For 50 years now, when a disease has broken out anywhere in the world, the Atlanta-based EIS "Virus Hunters" have often been the first ones called. The elite team of disease detectives has been venturing out to the far corners of the globe to detect and fight infectious illness.

"We're saving lives every day; these investigators are out there to determine the health problem as quickly as possible, and put a stop to it," said CDC director Dr. Jeffrey Koplan, who was himself an EIS officer.

EIS officers are regarded as medical sleuths who work around the clock and serve as the first line of defense against unseen and often unknown killers. They've battled numerous diseases, including Hantavirus, malaria, E. coli, typhoid fever and the West Nile virus.

"Our officers are frequently in dangerous settings, because health disasters don't always occur in the most pristine and serene settings," Koplan told Fox News.

Throughout their 50-year history, EIS disease detectives have played a key role in the global eradication of smallpox. They were involved in restoring confidence in the polio vaccine, and now they are optimistic they can wipe the crippling virus off the face of the earth.

More recently, the EIS has received increased Congressional funding to help it fight against bioterrorism. Koplan says more resources have been needed to fight against the increased threat.

"We in the U.S., because of our position in the world, have to be prepared for this sort of thing," he said.

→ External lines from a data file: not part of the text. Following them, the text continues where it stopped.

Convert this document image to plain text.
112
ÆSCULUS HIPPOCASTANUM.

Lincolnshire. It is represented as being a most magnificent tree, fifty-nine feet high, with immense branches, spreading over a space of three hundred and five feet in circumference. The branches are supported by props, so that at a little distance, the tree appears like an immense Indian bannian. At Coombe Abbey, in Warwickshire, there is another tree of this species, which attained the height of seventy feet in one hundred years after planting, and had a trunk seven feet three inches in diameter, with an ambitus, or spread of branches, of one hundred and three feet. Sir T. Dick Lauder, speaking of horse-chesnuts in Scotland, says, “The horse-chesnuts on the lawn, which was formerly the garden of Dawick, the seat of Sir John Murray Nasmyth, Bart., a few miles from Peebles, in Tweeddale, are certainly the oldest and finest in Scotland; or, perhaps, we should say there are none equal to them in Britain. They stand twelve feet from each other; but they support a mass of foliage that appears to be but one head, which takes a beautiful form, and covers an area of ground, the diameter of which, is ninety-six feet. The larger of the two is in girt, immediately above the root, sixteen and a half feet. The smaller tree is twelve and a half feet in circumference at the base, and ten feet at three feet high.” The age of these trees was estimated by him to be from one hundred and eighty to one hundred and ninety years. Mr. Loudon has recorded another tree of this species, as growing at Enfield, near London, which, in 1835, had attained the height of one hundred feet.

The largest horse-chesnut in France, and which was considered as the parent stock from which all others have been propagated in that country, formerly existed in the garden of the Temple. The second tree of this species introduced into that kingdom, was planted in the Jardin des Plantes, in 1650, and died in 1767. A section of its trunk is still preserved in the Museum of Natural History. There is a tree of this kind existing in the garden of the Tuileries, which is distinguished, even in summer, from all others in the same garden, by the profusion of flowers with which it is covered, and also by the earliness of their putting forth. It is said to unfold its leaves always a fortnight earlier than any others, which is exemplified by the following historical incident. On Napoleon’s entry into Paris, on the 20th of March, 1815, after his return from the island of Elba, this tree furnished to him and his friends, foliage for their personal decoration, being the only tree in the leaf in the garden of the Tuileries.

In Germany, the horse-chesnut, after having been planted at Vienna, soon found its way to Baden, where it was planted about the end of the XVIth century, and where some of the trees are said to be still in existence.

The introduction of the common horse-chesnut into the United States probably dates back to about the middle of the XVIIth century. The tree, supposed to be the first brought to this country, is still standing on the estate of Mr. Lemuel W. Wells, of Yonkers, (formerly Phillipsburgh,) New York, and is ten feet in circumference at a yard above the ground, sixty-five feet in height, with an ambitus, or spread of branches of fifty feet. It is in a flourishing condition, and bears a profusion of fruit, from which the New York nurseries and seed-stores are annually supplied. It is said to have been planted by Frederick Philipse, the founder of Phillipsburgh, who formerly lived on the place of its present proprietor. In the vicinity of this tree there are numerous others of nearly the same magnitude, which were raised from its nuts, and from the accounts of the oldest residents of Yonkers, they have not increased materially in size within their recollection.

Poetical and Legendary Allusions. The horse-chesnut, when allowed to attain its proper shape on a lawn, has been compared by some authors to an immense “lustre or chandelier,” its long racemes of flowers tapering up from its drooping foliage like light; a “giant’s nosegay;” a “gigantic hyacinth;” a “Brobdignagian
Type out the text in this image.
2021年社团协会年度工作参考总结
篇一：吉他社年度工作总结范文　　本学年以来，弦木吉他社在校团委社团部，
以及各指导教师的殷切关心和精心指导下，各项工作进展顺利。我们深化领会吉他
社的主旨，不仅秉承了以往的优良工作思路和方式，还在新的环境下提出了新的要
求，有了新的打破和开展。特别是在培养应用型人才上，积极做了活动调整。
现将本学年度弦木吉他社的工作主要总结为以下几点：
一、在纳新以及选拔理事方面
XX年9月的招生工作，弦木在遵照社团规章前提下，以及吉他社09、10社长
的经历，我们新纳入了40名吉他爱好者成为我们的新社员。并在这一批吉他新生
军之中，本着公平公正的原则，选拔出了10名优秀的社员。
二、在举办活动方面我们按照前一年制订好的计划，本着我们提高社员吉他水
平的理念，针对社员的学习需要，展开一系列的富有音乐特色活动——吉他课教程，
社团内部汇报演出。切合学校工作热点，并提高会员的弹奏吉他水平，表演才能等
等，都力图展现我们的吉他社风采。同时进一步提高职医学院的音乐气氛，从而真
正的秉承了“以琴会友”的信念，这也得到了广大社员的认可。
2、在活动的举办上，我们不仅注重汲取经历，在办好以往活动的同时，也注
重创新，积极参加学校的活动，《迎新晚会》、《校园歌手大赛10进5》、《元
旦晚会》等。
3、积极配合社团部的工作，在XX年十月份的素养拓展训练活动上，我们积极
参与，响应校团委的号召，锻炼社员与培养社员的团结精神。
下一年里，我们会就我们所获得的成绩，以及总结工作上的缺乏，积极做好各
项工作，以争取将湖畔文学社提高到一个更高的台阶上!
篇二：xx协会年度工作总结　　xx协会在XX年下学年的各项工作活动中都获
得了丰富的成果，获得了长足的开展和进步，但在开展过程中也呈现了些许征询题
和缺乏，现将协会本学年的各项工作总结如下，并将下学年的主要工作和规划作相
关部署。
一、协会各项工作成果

Murray, a bioterrorism specialist, agrees. "Certainly, in light of Iraq and the U.S. understanding that other countries have the ability to actually perform bioterrorism, we got concerned that there wasn't enough preparedness with these issues," she said.

Murray says keeping an eye on common symptoms among those who get sick is the key to early detection or bioterrorism, adding:

"Any time you have a cluster of of cases that are all very similar, and something above what you would normally see, that could certainly raise alarms for bioterrorism."

Some EIS investigations involve less-hazardous public-health matters, such as tracking strains of influenza or monitoring bike-helmet and seat-belt use.

But EIS officers who traveled to Uganda in the fight against the deadly Ebola virus have willingly placed themselves in harm's way.

"Every one of those investigators, on almost a daily basis, was in mortal danger," Koplan said. "I'm not exaggerating."